Perhaps there are some hard-won lessons to be learned by taking a look at the VC-backed climatetech startups that went bankrupt or shut down in late 2023.

Hyperloop One eighty-sixed

After failing to find a customer for its vision of zipping people or freight around in vacuum tubes at aircraft speeds, Hyperloop One is now selling off its assets and laying off the remainder of its staff.

Co-founded by Shervin Pishevar in 2014 as an alternative to trains and planes, the startup raised more than $450 million from investors including Dubai-based majority owner DP World, Caspian Venture Capital, Sherpa Capital, Formation 8, Zhen Fund and The Virgin Group.

A large cylindrical metal object in a dark interior space
The Virgin Hyperloop One XP-1 test pod on display at Rockefeller Center in 2019 (Z22/CC BY-SA 4.0 DEED)

The hyperloop dream lives on at startups such as Hardt Hyperloop, Hyperloop Transportation Technologies and Swisspod.

Lessons to be learned: Dramatically changing transportation systems is hard. The Segway, which supporters once claimed would forever alter the way people move around cities, is now largely relegated to mall cops. (See also the monorail episode of The Simpsons.)

Bankrupt Bird

On the topic of new transportation paradigms, six-year-old shared electric scooter startup Bird has filed for Chapter 11 bankruptcy.

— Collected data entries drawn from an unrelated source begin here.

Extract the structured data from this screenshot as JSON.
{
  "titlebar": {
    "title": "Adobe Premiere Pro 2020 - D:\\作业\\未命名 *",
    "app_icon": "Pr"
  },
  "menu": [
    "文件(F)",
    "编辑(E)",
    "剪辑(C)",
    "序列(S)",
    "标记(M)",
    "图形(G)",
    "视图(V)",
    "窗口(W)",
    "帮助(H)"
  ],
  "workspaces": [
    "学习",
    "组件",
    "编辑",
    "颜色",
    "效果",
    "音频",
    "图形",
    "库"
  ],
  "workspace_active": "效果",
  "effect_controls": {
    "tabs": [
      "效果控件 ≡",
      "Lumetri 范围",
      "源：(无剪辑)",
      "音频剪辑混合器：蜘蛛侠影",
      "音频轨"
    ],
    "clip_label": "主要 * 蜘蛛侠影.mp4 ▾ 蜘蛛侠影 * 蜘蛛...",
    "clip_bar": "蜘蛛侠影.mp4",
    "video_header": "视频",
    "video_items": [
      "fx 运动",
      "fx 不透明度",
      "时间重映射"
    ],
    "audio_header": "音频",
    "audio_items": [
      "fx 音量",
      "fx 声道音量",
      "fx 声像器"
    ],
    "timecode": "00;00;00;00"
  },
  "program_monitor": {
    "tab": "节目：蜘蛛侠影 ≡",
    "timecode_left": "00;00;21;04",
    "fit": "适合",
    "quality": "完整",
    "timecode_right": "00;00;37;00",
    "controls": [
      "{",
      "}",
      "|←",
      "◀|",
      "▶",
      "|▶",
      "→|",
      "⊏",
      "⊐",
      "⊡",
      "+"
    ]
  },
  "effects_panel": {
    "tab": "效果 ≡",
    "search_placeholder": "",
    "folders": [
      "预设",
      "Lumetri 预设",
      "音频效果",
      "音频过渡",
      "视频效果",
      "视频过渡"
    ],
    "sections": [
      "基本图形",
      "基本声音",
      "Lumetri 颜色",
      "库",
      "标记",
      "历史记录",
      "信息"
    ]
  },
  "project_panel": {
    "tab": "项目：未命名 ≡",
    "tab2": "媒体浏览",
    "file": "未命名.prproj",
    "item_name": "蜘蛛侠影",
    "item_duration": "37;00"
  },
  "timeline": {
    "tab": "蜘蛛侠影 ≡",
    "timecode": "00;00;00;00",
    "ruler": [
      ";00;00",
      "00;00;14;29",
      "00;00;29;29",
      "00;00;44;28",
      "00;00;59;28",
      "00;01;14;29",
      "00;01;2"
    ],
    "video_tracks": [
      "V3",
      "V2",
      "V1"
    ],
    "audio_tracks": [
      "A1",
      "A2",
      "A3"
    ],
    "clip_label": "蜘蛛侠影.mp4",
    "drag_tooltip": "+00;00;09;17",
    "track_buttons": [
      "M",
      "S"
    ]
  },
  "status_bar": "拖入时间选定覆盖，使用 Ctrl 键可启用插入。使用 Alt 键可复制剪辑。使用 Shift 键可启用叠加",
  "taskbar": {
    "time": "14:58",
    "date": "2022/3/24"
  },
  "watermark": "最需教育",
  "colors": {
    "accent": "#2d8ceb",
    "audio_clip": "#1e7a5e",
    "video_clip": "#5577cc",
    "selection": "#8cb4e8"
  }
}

The company rose to unicorn status in less than a year and at its peak was valued at $2 billion, back in the days of zero-interest-rate-induced irrationality. Lured to the public markets via a special-purpose-acquisition-company merger in 2021, Bird was spanked by those same markets in 2022 and delisted from the New York Stock Exchange in September 2023 after its share price plummeted.

Bird is not the only scooter player to hit the wall: Shared e-scooter startup Superpedestrian is shuttering its operations 18 months after raising $125 million in equity and debt, according to TechCrunch. Micromobility.com was delisted from the Nasdaq in December for failing to maintain a minimum share price.

Lime now stands as the biggest micromobility player in a volatile, consolidating market that is nevertheless still growing. The number of micromobility trips is increasing in the U.S., and the market for e-bikes, owned or rented, is a standout.

Lessons to be learned: Municipalities cannot depend on VC-funded transportation startups to solve mobility problems.

Failure to flow

After losing its CEO and cutting most of its staff in September, Zinc8 Energy Solutions, a flow-battery aspirant, is struggling to survive. The startup, which never managed to generate any revenue, has a market capitalization of $1.4 million and a flatlining stock price.